●『君主論』研究_第一八章





『どのようにして君主は信義を守るべきか』
〔第一八章では、慈悲深さや信義などといった善の要素をどのように扱うかについて言及されている〕

・偉業を成し遂げた君主は信義などほとんど考えにも入れない者たち。

闘いの種類――法によるもの(人間のもの)
          力によるもの(野獣のもの)――狐
                               獅子

『獅子は罠から身を守れず、狐は狼から身を守れない。したがって、狐となって罠を悟る必要があり、獅子となって狼を驚かす必要がある』
「法によるもの」が信義などの美徳によるもので、「力によるもの」が戦力での脅し(実行力)と、姦計ということと思われる。

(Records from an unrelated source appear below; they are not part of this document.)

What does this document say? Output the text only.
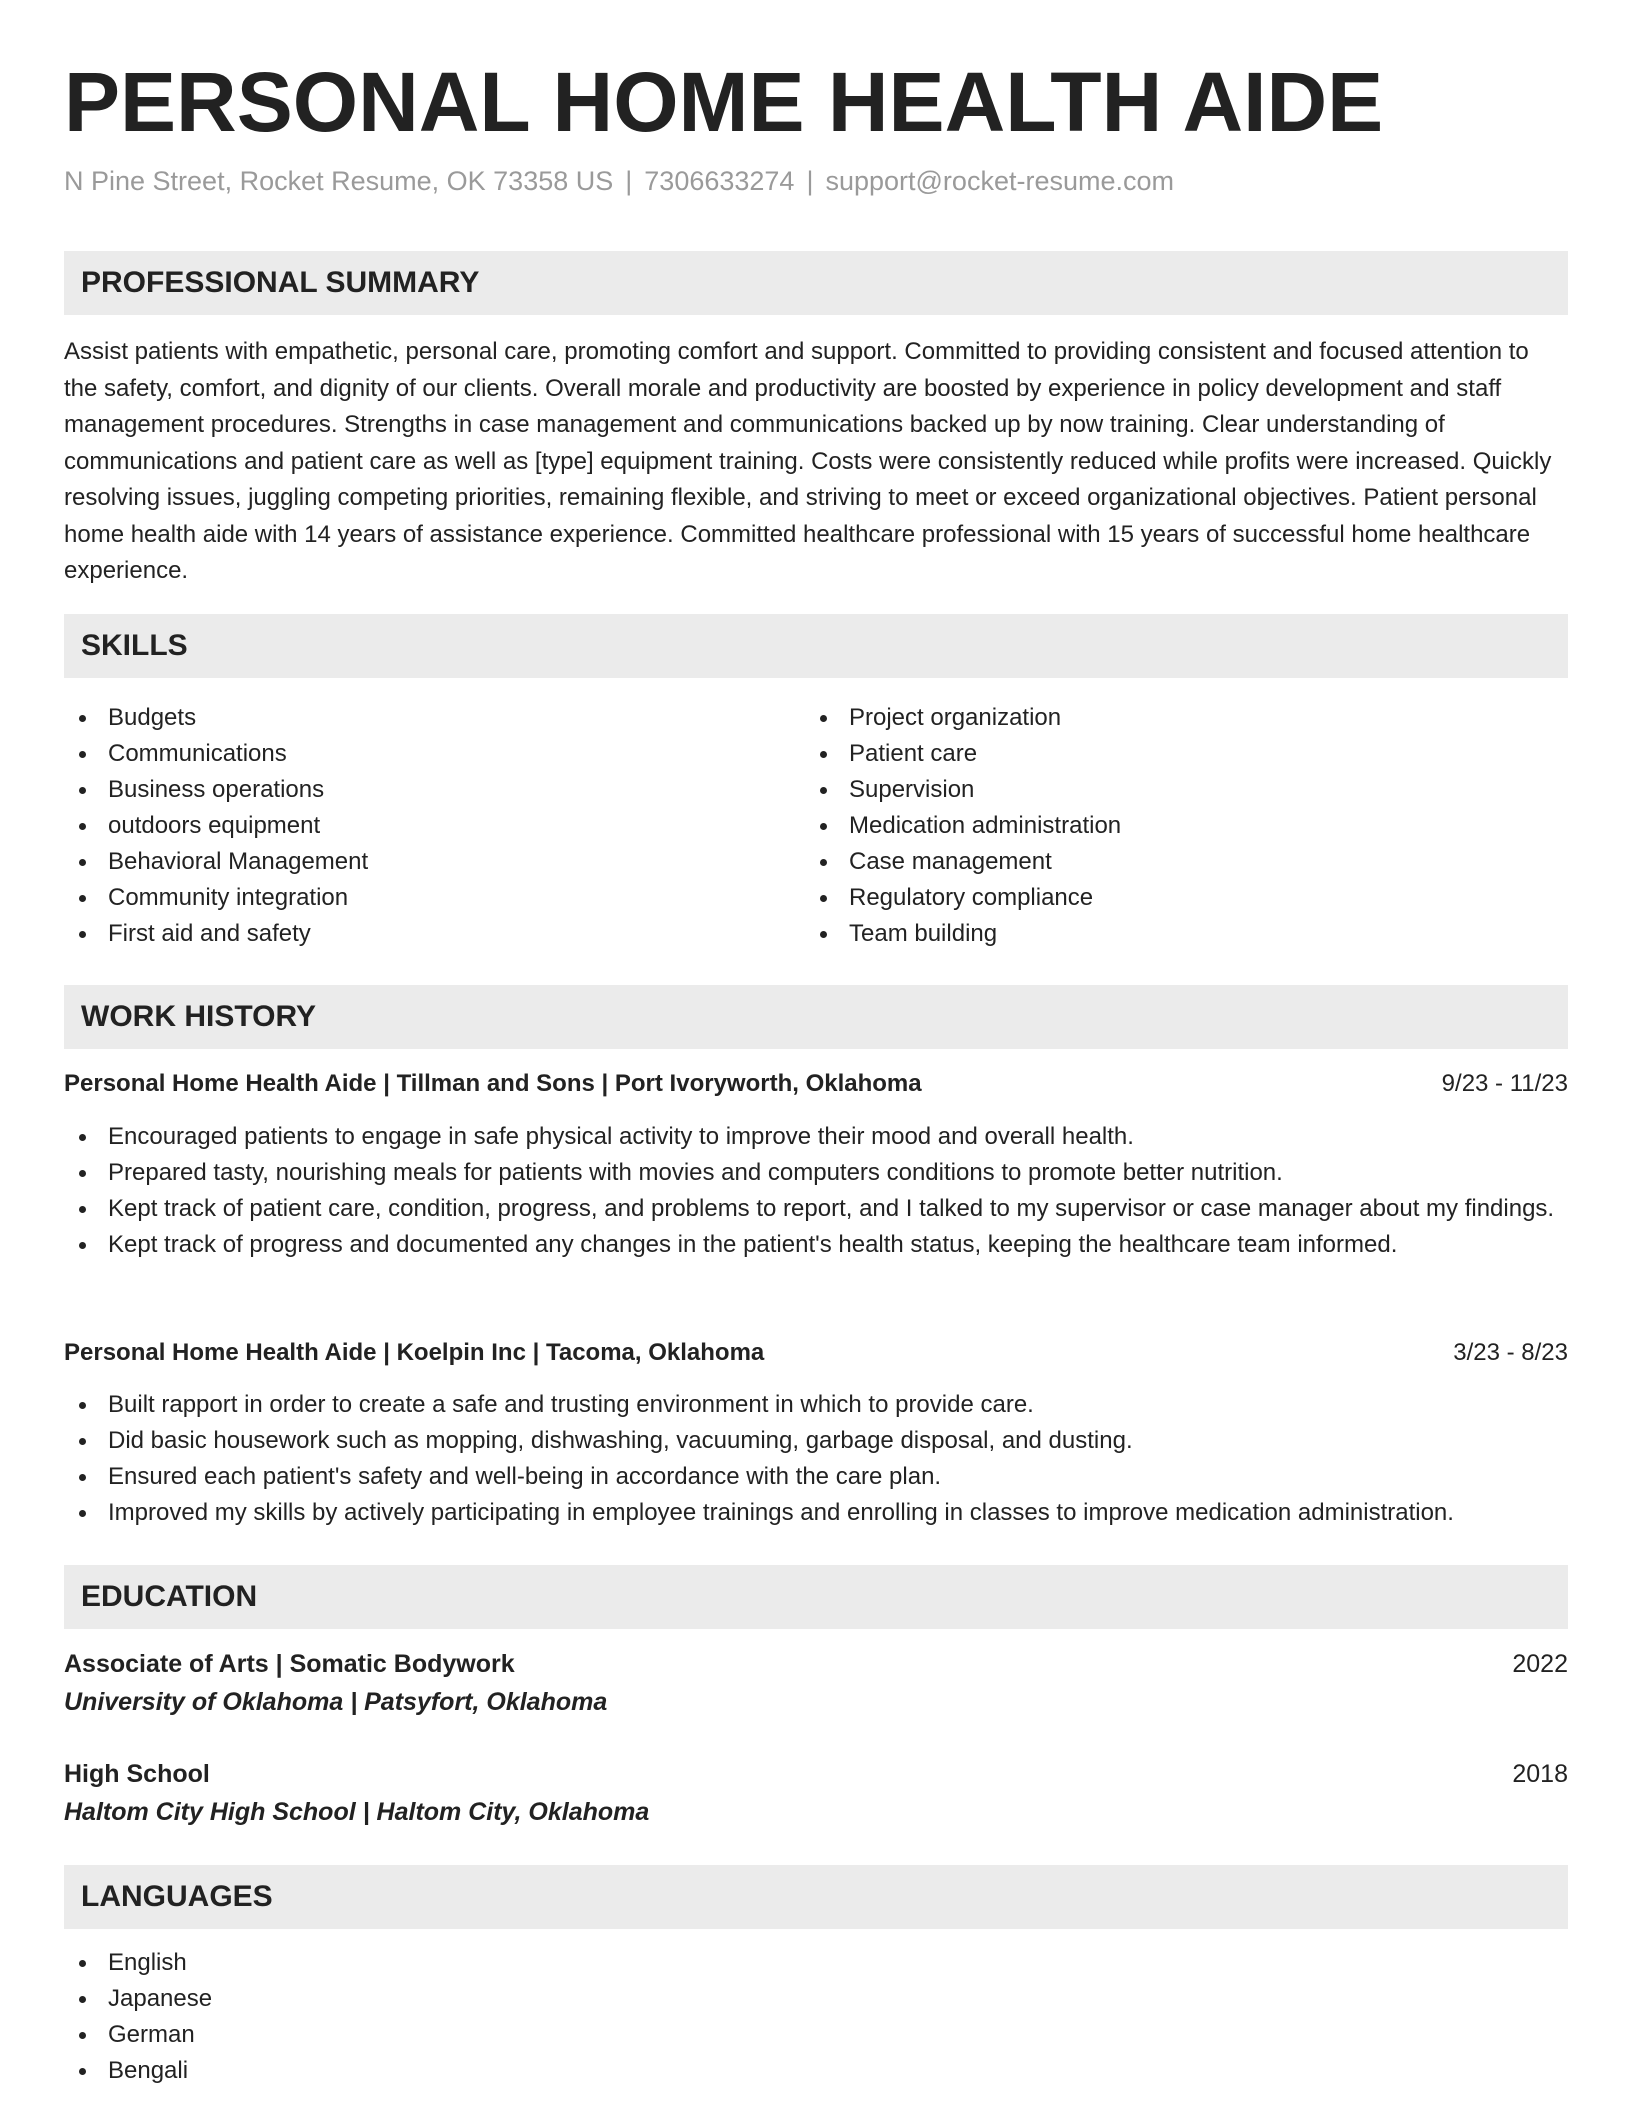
PERSONAL HOME HEALTH AIDE
N Pine Street, Rocket Resume, OK 73358 US | 7306633274 | support@rocket-resume.com
PROFESSIONAL SUMMARY

Assist patients with empathetic, personal care, promoting comfort and support. Committed to providing consistent and focused attention to the safety, comfort, and dignity of our clients. Overall morale and productivity are boosted by experience in policy development and staff management procedures. Strengths in case management and communications backed up by now training. Clear understanding of communications and patient care as well as [type] equipment training. Costs were consistently reduced while profits were increased. Quickly resolving issues, juggling competing priorities, remaining flexible, and striving to meet or exceed organizational objectives. Patient personal home health aide with 14 years of assistance experience. Committed healthcare professional with 15 years of successful home healthcare experience.

SKILLS
Budgets
Communications
Business operations
outdoors equipment
Behavioral Management
Community integration
First aid and safety
Project organization
Patient care
Supervision
Medication administration
Case management
Regulatory compliance
Team building
WORK HISTORY
Personal Home Health Aide | Tillman and Sons | Port Ivoryworth, Oklahoma	9/23 - 11/23
Encouraged patients to engage in safe physical activity to improve their mood and overall health.
Prepared tasty, nourishing meals for patients with movies and computers conditions to promote better nutrition.
Kept track of patient care, condition, progress, and problems to report, and I talked to my supervisor or case manager about my findings.
Kept track of progress and documented any changes in the patient's health status, keeping the healthcare team informed.
Personal Home Health Aide | Koelpin Inc | Tacoma, Oklahoma	3/23 - 8/23
Built rapport in order to create a safe and trusting environment in which to provide care.
Did basic housework such as mopping, dishwashing, vacuuming, garbage disposal, and dusting.
Ensured each patient's safety and well-being in accordance with the care plan.
Improved my skills by actively participating in employee trainings and enrolling in classes to improve medication administration.
EDUCATION
Associate of Arts | Somatic Bodywork	2022
University of Oklahoma | Patsyfort, Oklahoma
High School	2018
Haltom City High School | Haltom City, Oklahoma
LANGUAGES
English
Japanese
German
Bengali
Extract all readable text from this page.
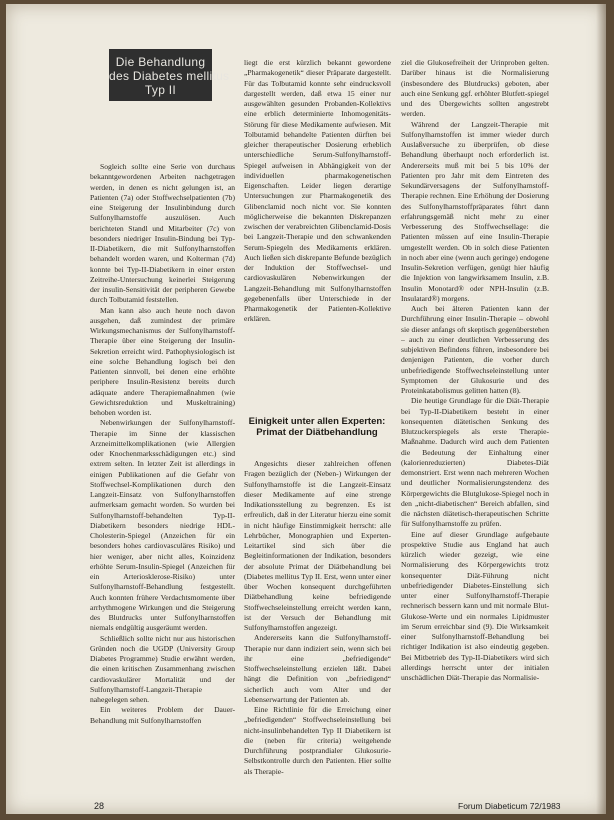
Die Behandlung
des Diabetes mellitus
Typ II

Sogleich sollte eine Serie von durchaus bekanntgewordenen Arbeiten nachgetragen werden, in denen es nicht gelungen ist, an Patienten (7a) oder Stoffwechselpatienten (7b) eine Steigerung der Insulinbindung durch Sulfonylharnstoffe auszulösen. Auch berichteten Standl und Mitarbeiter (7c) von besonders niedriger Insulin-Bindung bei Typ-II-Diabetikern, die mit Sulfonylharnstoffen behandelt worden waren, und Kolterman (7d) konnte bei Typ-II-Diabetikern in einer ersten Zeitreihe-Untersuchung keinerlei Steigerung der insulin-Sensitivität der peripheren Gewebe durch Tolbutamid feststellen.

Man kann also auch heute noch davon ausgehen, daß zumindest der primäre Wirkungsmechanismus der Sulfonylharnstoff-Therapie über eine Steigerung der Insulin-Sekretion erreicht wird. Pathophysiologisch ist eine solche Behandlung logisch bei den Patienten sinnvoll, bei denen eine erhöhte periphere Insulin-Resistenz bereits durch adäquate andere Therapiemaßnahmen (wie Gewichtsreduktion und Muskeltraining) behoben worden ist.

Nebenwirkungen der Sulfonylharnstoff-Therapie im Sinne der klassischen Arzneimittelkomplikationen (wie Allergien oder Knochenmarksschädigungen etc.) sind extrem selten. In letzter Zeit ist allerdings in einigen Publikationen auf die Gefahr von Stoffwechsel-Komplikationen durch den Langzeit-Einsatz von Sulfonylharnstoffen aufmerksam gemacht worden. So wurden bei Sulfonylharnstoff-behandelten Typ-II-Diabetikern besonders niedrige HDL-Cholesterin-Spiegel (Anzeichen für ein besonders hohes cardiovasculäres Risiko) und hier weniger, aber nicht alles, Koinzidenz erhöhte Serum-Insulin-Spiegel (Anzeichen für ein Arteriosklerose-Risiko) unter Sulfonylharnstoff-Behandlung festgestellt. Auch konnten frühere Verdachtsmomente über arrhythmogene Wirkungen und die Steigerung des Blutdrucks unter Sulfonylharnstoffen niemals endgültig ausgeräumt werden.

Schließlich sollte nicht nur aus historischen Gründen noch die UGDP (University Group Diabetes Programme) Studie erwähnt werden, die einen kritischen Zusammenhang zwischen cardiovaskulärer Mortalität und der Sulfonylharnstoff-Langzeit-Therapie nahegelegen sehen.

Ein weiteres Problem der Dauer-Behandlung mit Sulfonylharnstoffen

liegt die erst kürzlich bekannt gewordene „Pharmakogenetik“ dieser Präparate dargestellt. Für das Tolbutamid konnte sehr eindrucksvoll dargestellt werden, daß etwa 15 einer nur ausgewählten gesunden Probanden-Kollektivs eine erblich determinierte Inhomogenitäts-Störung für diese Medikamente aufwiesen. Mit Tolbutamid behandelte Patienten dürften bei gleicher therapeutischer Dosierung erheblich unterschiedliche Serum-Sulfonylharnstoff-Spiegel aufweisen in Abhängigkeit von der individuellen pharmakogenetischen Eigenschaften. Leider liegen derartige Untersuchungen zur Pharmakogenetik des Glibenclamid noch nicht vor. Sie konnten möglicherweise die bekannten Diskrepanzen zwischen der verabreichten Glibenclamid-Dosis bei Langzeit-Therapie und den schwankenden Serum-Spiegeln des Medikaments erklären. Auch ließen sich diskrepante Befunde bezüglich der Induktion der Stoffwechsel- und cardiovaskulären Nebenwirkungen der Langzeit-Behandlung mit Sulfonylharnstoffen gegebenenfalls über Unterschiede in der Pharmakogenetik der Patienten-Kollektive erklären.

Einigkeit unter allen Experten: Primat der Diätbehandlung

Angesichts dieser zahlreichen offenen Fragen bezüglich der (Neben-) Wirkungen der Sulfonylharnstoffe ist die Langzeit-Einsatz dieser Medikamente auf eine strenge Indikationsstellung zu begrenzen. Es ist erfreulich, daß in der Literatur hierzu eine somit in nicht häufige Einstimmigkeit herrscht: alle Lehrbücher, Monographien und Experten-Leitartikel sind sich über die Begleitinformationen der Indikation, besonders der absolute Primat der Diätbehandlung bei (Diabetes mellitus Typ II. Erst, wenn unter einer über Wochen konsequent durchgeführten Diätbehandlung keine befriedigende Stoffwechseleinstellung erreicht werden kann, ist der Versuch der Behandlung mit Sulfonylharnstoffen angezeigt.

Andererseits kann die Sulfonylharnstoff-Therapie nur dann indiziert sein, wenn sich bei ihr eine „befriedigende“ Stoffwechseleinstellung erzielen läßt. Dabei hängt die Definition von „befriedigend“ sicherlich auch vom Alter und der Lebenserwartung der Patienten ab.

Eine Richtlinie für die Erreichung einer „befriedigenden“ Stoffwechseleinstellung bei nicht-insulinbehandelten Typ II Diabetikern ist die (neben für criteria) weitgehende Durchführung postprandialer Glukosurie-Selbstkontrolle durch den Patienten. Hier sollte als Therapie-

ziel die Glukosefreiheit der Urinproben gelten. Darüber hinaus ist die Normalisierung (insbesondere des Blutdrucks) geboten, aber auch eine Senkung ggf. erhöhter Blutfett-spiegel und des Übergewichts sollten angestrebt werden.

Während der Langzeit-Therapie mit Sulfonylharnstoffen ist immer wieder durch Auslaßversuche zu überprüfen, ob diese Behandlung überhaupt noch erforderlich ist. Andererseits muß mit bei 5 bis 10% der Patienten pro Jahr mit dem Eintreten des Sekundärversagens der Sulfonylharnstoff-Therapie rechnen. Eine Erhöhung der Dosierung des Sulfonylharnstoffpräparates führt dann erfahrungsgemäß nicht mehr zu einer Verbesserung des Stoffwechsellage: die Patienten müssen auf eine Insulin-Therapie umgestellt werden. Ob in solch diese Patienten in noch aber eine (wenn auch geringe) endogene Insulin-Sekretion verfügen, genügt hier häufig die Injektion von langwirksamem Insulin, z.B. Insulin Monotard® oder NPH-Insulin (z.B. Insulatard®) morgens.

Auch bei älteren Patienten kann der Durchführung einer Insulin-Therapie – obwohl sie dieser anfangs oft skeptisch gegenüberstehen – auch zu einer deutlichen Verbesserung des subjektiven Befindens führen, insbesondere bei denjenigen Patienten, die vorher durch unbefriedigende Stoffwechseleinstellung unter Symptomen der Glukosurie und des Proteinkatabolismus gelitten hatten (8).

Die heutige Grundlage für die Diät-Therapie bei Typ-II-Diabetikern besteht in einer konsequenten diätetischen Senkung des Blutzuckerspiegels als erste Therapie-Maßnahme. Dadurch wird auch dem Patienten die Bedeutung der Einhaltung einer (kalorienreduzierten) Diabetes-Diät demonstriert. Erst wenn nach mehreren Wochen und deutlicher Normalisierungstendenz des Körpergewichts die Blutglukose-Spiegel noch in den „nicht-diabetischen“ Bereich abfallen, sind die nächsten diätetisch-therapeutischen Schritte für Sulfonylharnstoffe zu prüfen.

Eine auf dieser Grundlage aufgebaute prospektive Studie aus England hat auch kürzlich wieder gezeigt, wie eine Normalisierung des Körpergewichts trotz konsequenter Diät-Führung nicht unbefriedigender Diabetes-Einstellung sich unter einer Sulfonylharnstoff-Therapie rechnerisch bessern kann und mit normale Blut-Glukose-Werte und ein normales Lipidmuster im Serum erreichbar sind (9). Die Wirksamkeit einer Sulfonylharnstoff-Behandlung bei richtiger Indikation ist also eindeutig gegeben. Bei Mitbetrieb des Typ-II-Diabetikers wird sich allerdings herrscht unter der initialen unschädlichen Diät-Therapie das Normalisie-

28	Forum Diabeticum 72/1983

結論から述べると、信義はそれが自分にとってマイナスになりそうなときは守る必要は無い。このときに狐の性質を用い、この不履行を巧みに潤色することが必要となる。『偉大な偽装者にして隠蔽者たる方法を会得することである』。このことでマキャベリはアレクサンデル六世を(悪口としか思えないような言い方で)褒めている。←【メモ】P133.これ使えるので要チェック

・慈悲ぶかく、信義を守り、人間的で、誠実で、信心ぶかい…それらを常に実践するのは有害だが、そのようなふりをするのは有益である。

マキャベリも実際にそれらを実行することが悪いとは言っていないが、「必要があれば」その逆を行うことを躊躇してはならないとしている。また、ほとんどの民衆は君主を「見る」ことしかできず、「手で触れる」(深く本性を知る)ことはできないため、「見せかける」ことは有効だとしている。

・『君主はひたすら勝って政権を保持するがよい。手段はみな常に栄誉あるものとして正当化される』

まさに一般的なイメージのマキャベリズム。大衆が君主を「見る」ことしかできないように、大衆は事の成り行きと上っ面しか見ないため、このような欺瞞や潤色は十分に通用する。


第一八章のまとめ

A:信義は守るべきか?
Q:守ることで不利になるなら守らなくていい。ただし、不履行を正当化する潤色は必要。

同様に、信義のほかの美徳も「身に付けている」と見せかけることは有益であるが、実際にその通りに振舞うことは有害であり、必要であれば悪徳も断行しなければならない。